If you use the application please cite the paper.
Abstract: Matrix completion latent factors models are known to be an effective method to build recommender systems. Currently, stochastic gradient descent (SGD) is considered one of the best latent factor-based algorithm for matrix completion. In this paper we discuss GASGD, a distributed asynchronous variant of SGD for large-scale matrix completion, that (i) leverages data partitioning schemes based on graph partitioning techniques, (ii) exploits specific characteristics of the input data and (iii) introduces an explicit parameter to tune synchronization frequency among the computing nodes. We empirically show how, thanks to these features, GASGD achieves a fast convergence rate incurring in smaller communication cost with respect to current asynchronous distributed SGD implementations.
To run the project from the command line, go to the dist folder and type the following:
java -Xmx§GB -jar GASGD.jar inputfile nmachines [options]
§: number of GB for the java virtual machine
inputfile: the name of the file that stores the <user,item,rating> triples.
nmachines: the number of machines for the simulated cluster.

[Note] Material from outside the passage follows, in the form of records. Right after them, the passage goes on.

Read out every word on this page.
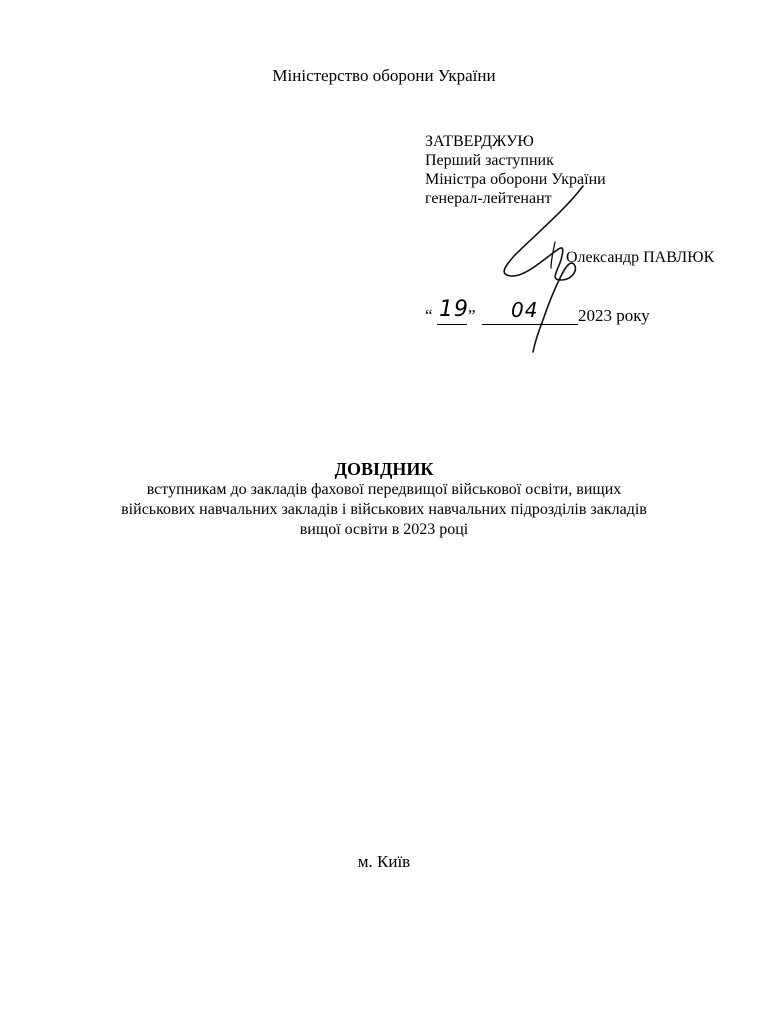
Міністерство оборони України
ЗАТВЕРДЖУЮ
Перший заступник
Міністра оборони України
генерал-лейтенант
Олександр ПАВЛЮК
“ 19 ” 04 2023 року
ДОВІДНИК
вступникам до закладів фахової передвищої військової освіти, вищих
військових навчальних закладів і військових навчальних підрозділів закладів
вищої освіти в 2023 році
м. Київ
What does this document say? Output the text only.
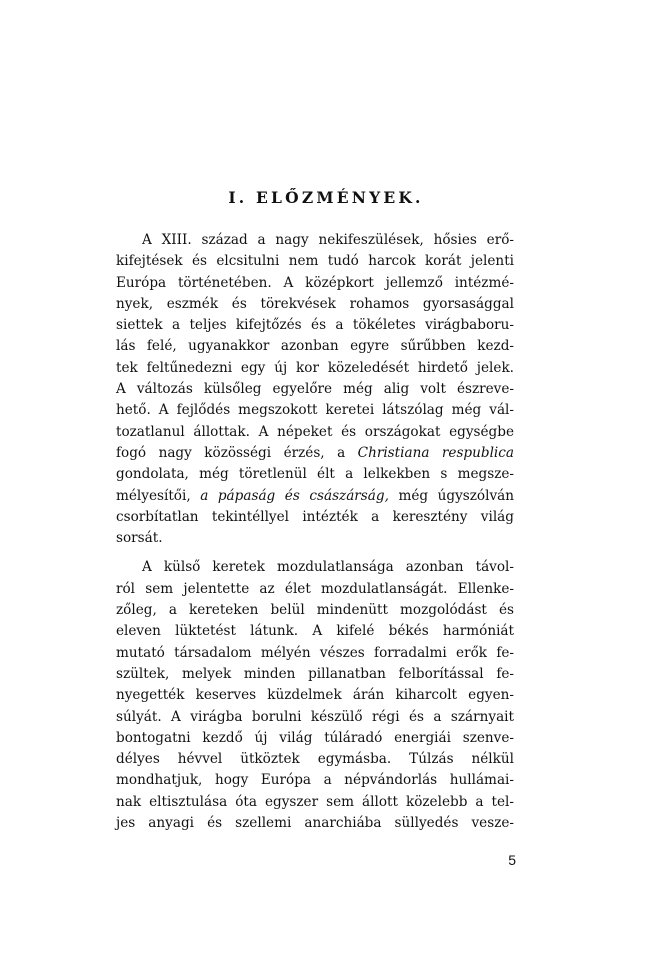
I. ELŐZMÉNYEK.
A XIII. század a nagy nekifeszülések, hősies erő-
kifejtések és elcsitulni nem tudó harcok korát jelenti
Európa történetében. A középkort jellemző intézmé-
nyek, eszmék és törekvések rohamos gyorsasággal
siettek a teljes kifejtőzés és a tökéletes virágbaboru-
lás felé, ugyanakkor azonban egyre sűrűbben kezd-
tek feltűnedezni egy új kor közeledését hirdető jelek.
A változás külsőleg egyelőre még alig volt észreve-
hető. A fejlődés megszokott keretei látszólag még vál-
tozatlanul állottak. A népeket és országokat egységbe
fogó nagy közösségi érzés, a Christiana respublica
gondolata, még töretlenül élt a lelkekben s megsze-
mélyesítői, a pápaság és császárság, még úgyszólván
csorbítatlan tekintéllyel intézték a keresztény világ
sorsát.
A külső keretek mozdulatlansága azonban távol-
ról sem jelentette az élet mozdulatlanságát. Ellenke-
zőleg, a kereteken belül mindenütt mozgolódást és
eleven lüktetést látunk. A kifelé békés harmóniát
mutató társadalom mélyén vészes forradalmi erők fe-
szültek, melyek minden pillanatban felborítással fe-
nyegették keserves küzdelmek árán kiharcolt egyen-
súlyát. A virágba borulni készülő régi és a szárnyait
bontogatni kezdő új világ túláradó energiái szenve-
délyes hévvel ütköztek egymásba. Túlzás nélkül
mondhatjuk, hogy Európa a népvándorlás hullámai-
nak eltisztulása óta egyszer sem állott közelebb a tel-
jes anyagi és szellemi anarchiába süllyedés vesze-
5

Maximum value 256.
-separator string-> specifies the separator between user, item and rating in the input file . Default '\t'.
-partitioning_algorithm string-> specifies the algorithm to be used by the input partitioner procedure (hdrf greedy hashing grid pds). Default greedy.
-frequency integer-> specifies how many times the machines comunicate during each epoch. Default 1.
-partitioned string-> specifies if the greedy algorithm is bipartite aware, partitioning 'user' or 'item' respectively. Default null.
-output_dir string-> specifies the name of the directory where the output files will be stored.
-iterations integer-> specifies how many iterations to be performed by the sgd algorithm. Default 30.
-lambda double-> specifies the regularization parameter for the sgd algorithm. Default 0.05.
-learning_rate double-> specifies the learning rate for the sgd algorithm. Default 0.01.
-rank integer-> specifies the number of latent features for the low rank approximation. Default 50.